Li and Li (2018) used a similar definition of the general P–L condition when \(\psi _t(x) = \frac{1}{2}\Vert x\Vert _2^2\), and ours is a natural extension since we consider general proximal functions in Eq. (2). The above definition reduces to the P–L condition by Li and Li (2018) when \(\psi _t(x) = \frac{1}{2}\Vert x\Vert _2^2\). If we further assume that h(x) is a constant, then Definition 2 is the same as the original P–L condition. For simplicity, we further assume that the constant \(\mu\) satisfies \(L/(m^2\mu ) \ge \sqrt{n}\), similar to what Li and Li (2018); Reddi et al. (2016b) assumed in their papers. The condition is similar to the “high condition number regime” for strongly convex optimization problems. It is noticeable that given the general P–L condition, the original convergence criterion \(({\mathbb{E}}[\Vert g_{X,t}\Vert ^2] \le \epsilon )\) is equivalent to

$$\begin{aligned} \begin{aligned} 2\mu \left[ {{\mathbb{E}}[F(x)] -F^*} \right] \le \epsilon \end{aligned} \end{aligned}$$

which means that the algorithm converges to the global minimum. The SFO complexity of a few mirror descent algorithms in the generalized P–L conditioned problem is also provided in Table 1.
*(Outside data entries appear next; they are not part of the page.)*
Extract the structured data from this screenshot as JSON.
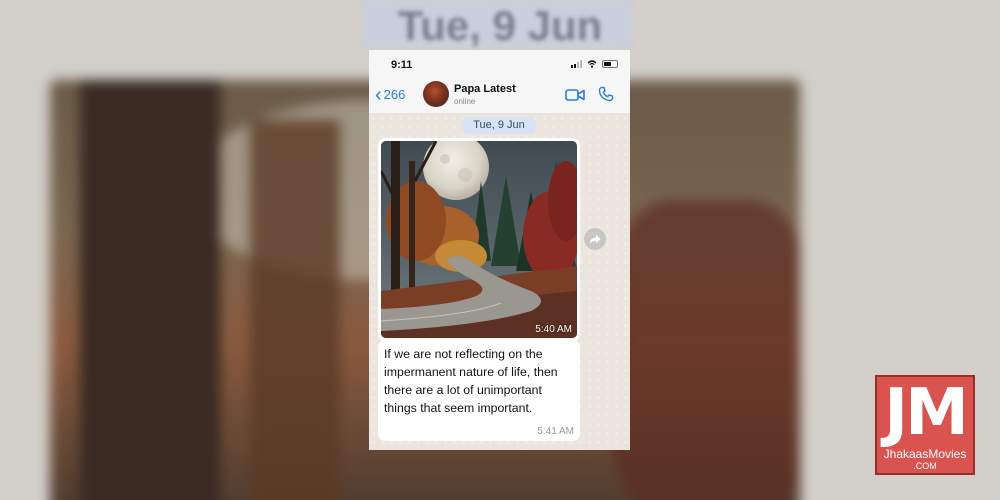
{
  "background": {
    "date_text": "Tue, 9 Jun"
  },
  "status_bar": {
    "time": "9:11"
  },
  "header": {
    "back_count": "266",
    "contact_name": "Papa Latest",
    "contact_status": "online",
    "accent_color": "#2c7be5"
  },
  "chat": {
    "date_pill": "Tue, 9 Jun",
    "messages": [
      {
        "type": "image",
        "time": "5:40 AM"
      },
      {
        "type": "text",
        "text": "If we are not reflecting on the impermanent nature of life, then there are a lot of unimportant things that seem important.",
        "time": "5:41 AM"
      }
    ]
  },
  "icons": {
    "back": "chevron-left-icon",
    "video": "video-camera-icon",
    "call": "phone-icon",
    "forward": "forward-icon"
  },
  "watermark": {
    "letters": "JM",
    "name": "JhakaasMovies",
    "domain": ".COM"
  }
}
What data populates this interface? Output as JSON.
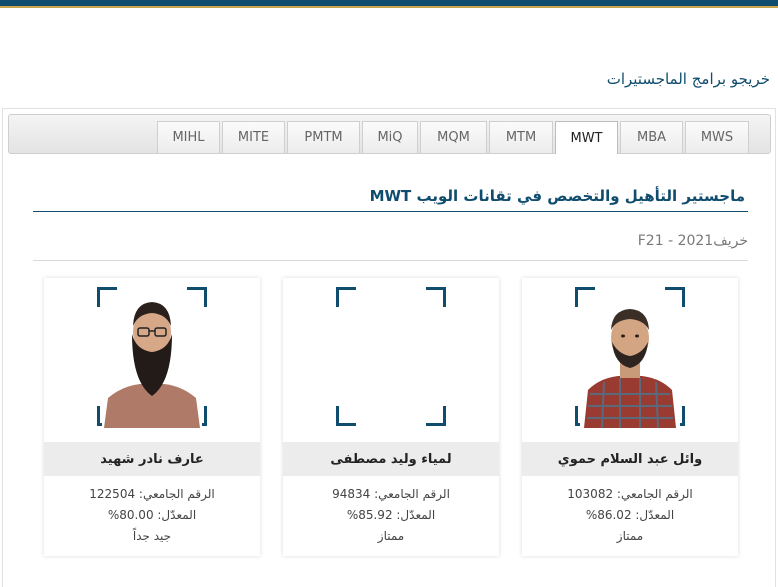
{
  "page": {
    "section_title": "خريجو برامج الماجستيرات"
  },
  "tabs": [
    {
      "label": "MIHL"
    },
    {
      "label": "MITE"
    },
    {
      "label": "PMTM"
    },
    {
      "label": "MiQ"
    },
    {
      "label": "MQM"
    },
    {
      "label": "MTM"
    },
    {
      "label": "MWT",
      "active": true
    },
    {
      "label": "MBA"
    },
    {
      "label": "MWS"
    }
  ],
  "program": {
    "title": "ماجستير التأهيل والتخصص في تقانات الويب MWT",
    "term": "خريف2021 - F21"
  },
  "graduates": [
    {
      "name": "وائل عبد السلام حموي",
      "id_line": "الرقم الجامعي: 103082",
      "gpa_line": "المعدّل: 86.02%",
      "grade": "ممتاز",
      "photo": "avatar-bald-beard"
    },
    {
      "name": "لمياء وليد مصطفى",
      "id_line": "الرقم الجامعي: 94834",
      "gpa_line": "المعدّل: 85.92%",
      "grade": "ممتاز",
      "photo": "none"
    },
    {
      "name": "عارف نادر شهيد",
      "id_line": "الرقم الجامعي: 122504",
      "gpa_line": "المعدّل: 80.00%",
      "grade": "جيد جداً",
      "photo": "avatar-glasses-beard"
    }
  ],
  "colors": {
    "brand": "#0f4c6e",
    "accent": "#c8a44a",
    "name_bar": "#ececec"
  }
}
4 Algorithm and convergence

In this section, we present our main theoretical results. In Sect. 4.1, we provide the convergence rate of the general stochastic adaptive mirror descent algorithm as a competitive baseline, which matches the best existing rates of non-adaptive mirror descent algorithms. In Sects. 4.24.3, and 4.4, we present our generalized variance reduced mirror descent algorithm framework SVRAMD and provide its convergence analysis to show that variance reduction can accelerate the convergence of most adaptive mirror descent algorithms in both the nonconvex nonsmooth problem and the generalized P–L conditioned problem.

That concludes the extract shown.